Wilson Instruction may not work for every child, but for mine it was a miracle. It would certainly be worth petitioning your Board of Education to support”.
Has anyone experienced success with the Wilson Reading program? I'm considering having my son tutored by a consultant who uses this program?
Comments from a Wilson Reading Chat Room:
The Wilson Reading program is terrific! My eleven year old son has been working with an Educational Therapist certified in the Wilson Reading program. It has been 9 months so far, and he is now on Book 7 of 12 Books (Levels) But before the Wilson program he would only read with me. I would read a sentence and then he would read a sentence, but he would struggle so much that he never would enjoy it. He is enjoying reading so much now. he goes to bed an hour early to read, and he reads independently without the struggle. I really recommend this program.
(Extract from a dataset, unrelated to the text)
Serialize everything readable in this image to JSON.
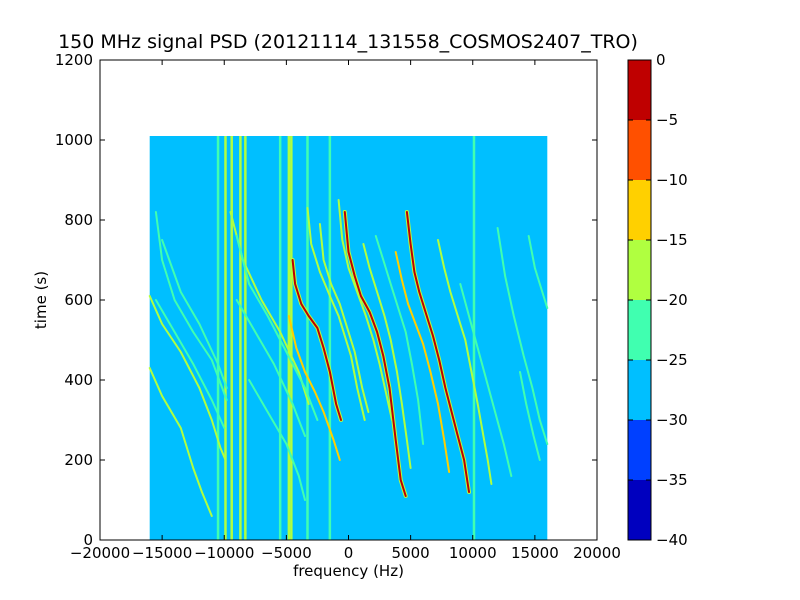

Wilson is wonderful! My dyslexic daughter was tutored by a certified instructor for one year. She progressed from a Kindergarten 9 month reading level to a 2nd grade 1 month level in that one year.
My son has reading decoding difficulties and the Wilson Program Has really, really helped. It is a great way to teach reading even for children with out any difficulties.
“My daughter couldn't even sound out short vowels in 2nd grade in public school. She was "classified" and they had her in a resource room for reading only.
She couldn't read her dittoes for homework. She didn't know what page the regular class was reading when she was in there for social studies. It was awful.
I found out that a woman we knew was a Wilson Reading tutor. She explained the Wilson Reading Program to me and tested my daughter. My daughter started tutoring with her two days a week after school.
It was AMAZING…after each tutoring session, my daughter had learned something new and she remembered what she had learned. The tutor charted her progress, so we always knew what she had "internalized" and what she hadn't learned yet.
As my daughter moved along in the program, she began to read signs, cereal boxes and everything around her. Then she started to read her books!
We begged the public school system to use the Wilson Program, but the child study team said because "the Wilson Program teaches phonics, it didn't teach a love of literature!" But if my daughter hadn't learned the phonics and how to read, how was she going to get a love of literature?
The Wilson Program opened the door (to reading) for my daughter. As my daughter's tutor always said to us "Rome wasn't built in a day"...even the Wilson Program isn't an overnight miracle, but at least we could see results and my daughter started feeling good about herself because she could learn to read, she just had to be taught differently!